What are the risks of investing in ARKO?
Claude: Alarming interest coverage of only 1.1x indicates minimal margin for error on debt obligations; vulnerable to interest rate increases. Revenue decline of 12.5% YoY with razor-thin 0.3% net margin and 1.3% operating margin shows structural margin pressure and limited pricing power. ChatGPT: Revenue contraction suggests pressure on core demand or fuel-related sales mix. Very thin operating and net margins leave earnings vulnerable to small cost or volume changes.

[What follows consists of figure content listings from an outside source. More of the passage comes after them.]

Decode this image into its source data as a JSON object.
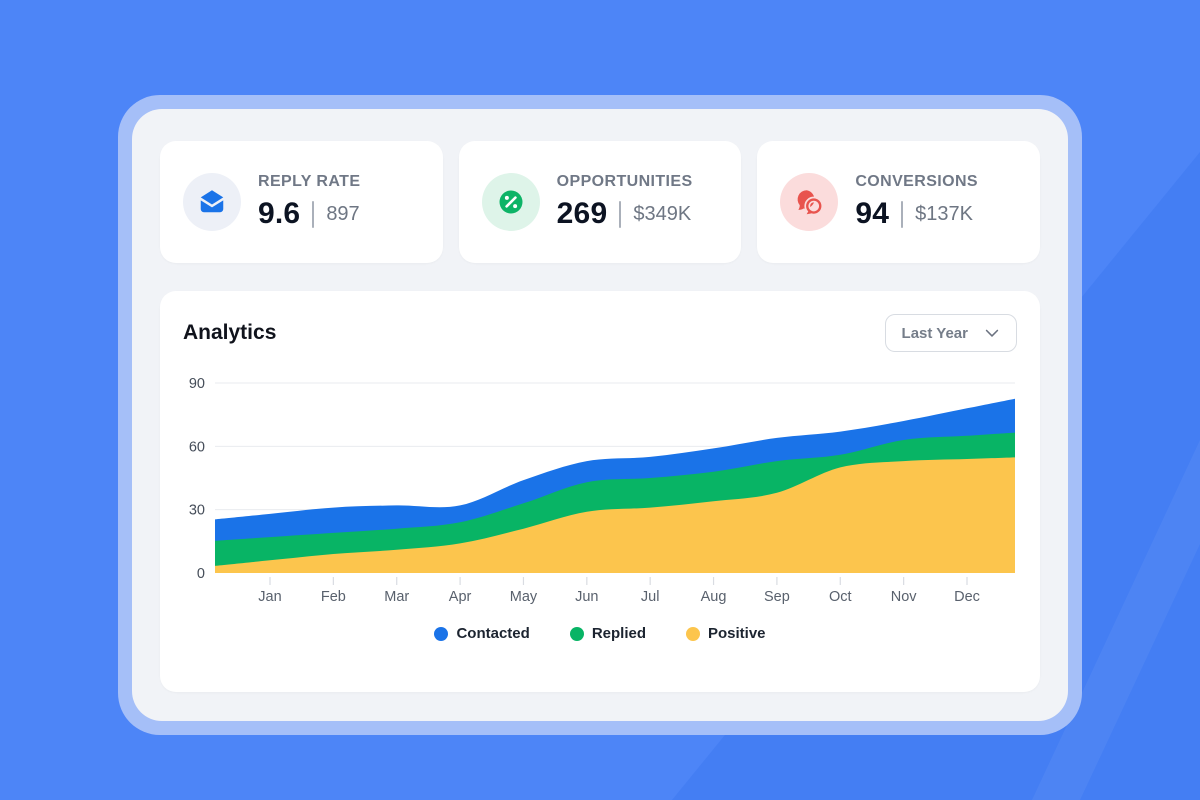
{
  "theme": {
    "background": "#4d85f7",
    "background_facet": "#447ef3",
    "frame": "#a5bff8",
    "panel": "#f1f3f7",
    "card": "#ffffff"
  },
  "stats": [
    {
      "label": "REPLY RATE",
      "value": "9.6",
      "secondary": "897",
      "icon": "envelope-icon",
      "icon_color": "#1a73e8",
      "icon_bg": "#edf0f7"
    },
    {
      "label": "OPPORTUNITIES",
      "value": "269",
      "secondary": "$349K",
      "icon": "percent-icon",
      "icon_color": "#0db467",
      "icon_bg": "#def4e9"
    },
    {
      "label": "CONVERSIONS",
      "value": "94",
      "secondary": "$137K",
      "icon": "chat-bubbles-icon",
      "icon_color": "#e8544e",
      "icon_bg": "#fbdcdc"
    }
  ],
  "analytics": {
    "title": "Analytics",
    "range_selector": {
      "label": "Last Year",
      "icon": "chevron-down-icon"
    }
  },
  "chart_data": {
    "type": "area",
    "stacked": true,
    "title": "Analytics",
    "categories": [
      "Jan",
      "Feb",
      "Mar",
      "Apr",
      "May",
      "Jun",
      "Jul",
      "Aug",
      "Sep",
      "Oct",
      "Nov",
      "Dec"
    ],
    "series": [
      {
        "name": "Positive",
        "color": "#fcc54d",
        "values": [
          6,
          9,
          11,
          14,
          21,
          29,
          31,
          34,
          38,
          50,
          53,
          54
        ]
      },
      {
        "name": "Replied",
        "color": "#08b465",
        "values": [
          11,
          10,
          10,
          10,
          12,
          14,
          14,
          14,
          15,
          6,
          10,
          11
        ]
      },
      {
        "name": "Contacted",
        "color": "#1a73e8",
        "values": [
          11,
          12,
          11,
          8,
          11,
          10,
          10,
          11,
          11,
          11,
          9,
          13
        ]
      }
    ],
    "stacked_totals_note": "series stack bottom-to-top: Positive, Replied, Contacted",
    "ylim": [
      0,
      90
    ],
    "yticks": [
      0,
      30,
      60,
      90
    ],
    "grid": true,
    "legend_position": "bottom",
    "legend_order": [
      "Contacted",
      "Replied",
      "Positive"
    ]
  }
}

What is ARKO's revenue and growth?
ARKO Corp. reported revenue of $7.6B.
Does ARKO pay dividends?
ARKO Corp. pays dividends, with $13.6M distributed to shareholders in the trailing twelve months.
Where can I find ARKO SEC filings?
Official SEC filings for ARKO Corp. (CIK: 0001823794) including 10-K, 10-Q, and 8-K reports are available on SEC EDGAR.
What is ARKO's EPS?
ARKO Corp. has a diluted EPS of $0.15.
How is the AI analysis conducted?
Two independent AI systems — Claude (Anthropic) and ChatGPT (OpenAI) — analyze SEC EDGAR filings including 10-K annual reports and 10-Q quarterly reports. Each AI evaluates financial health, profitability ratios, balance sheet strength, and growth metrics. The combined rating reflects both perspectives for balanced insights.
Is ARKO a good stock to buy right now?
Based on our AI fundamental analysis in April 2026, ARKO Corp. has a SELL rating with 74% confidence. Review the strengths and risks sections above before making a decision. This is not investment advice.
Is ARKO stock overvalued or undervalued?
Valuation metrics for ARKO: ROE of 8.5% (sector avg: 18%), net margin of 0.3% (sector avg: 8%). Compare these metrics with sector averages to assess valuation.
Should I buy ARKO stock in 2026?
Our dual AI analysis gives ARKO Corp. a combined SELL rating for 2026. Revenue is data pending, with profitability at or below sector average. Always conduct your own research.
What is ARKO's free cash flow?
ARKO Corp.'s operating cash flow is $192.6M, with capital expenditures of $127.3M. FCF margin is 0.9%.
How does ARKO compare to other Consumer stocks?
Vs Consumer sector averages: Net margin 0.3% (avg: 8%), ROE 8.5% (avg: 18%), current ratio 1.66 (avg: 1.5).
Is ARKO Corp. carrying too much debt?
ARKO has a debt-to-equity ratio of 3.41x, which is above the Consumer sector average of 0.8x. However, the current ratio of 1.66 suggests adequate short-term liquidity.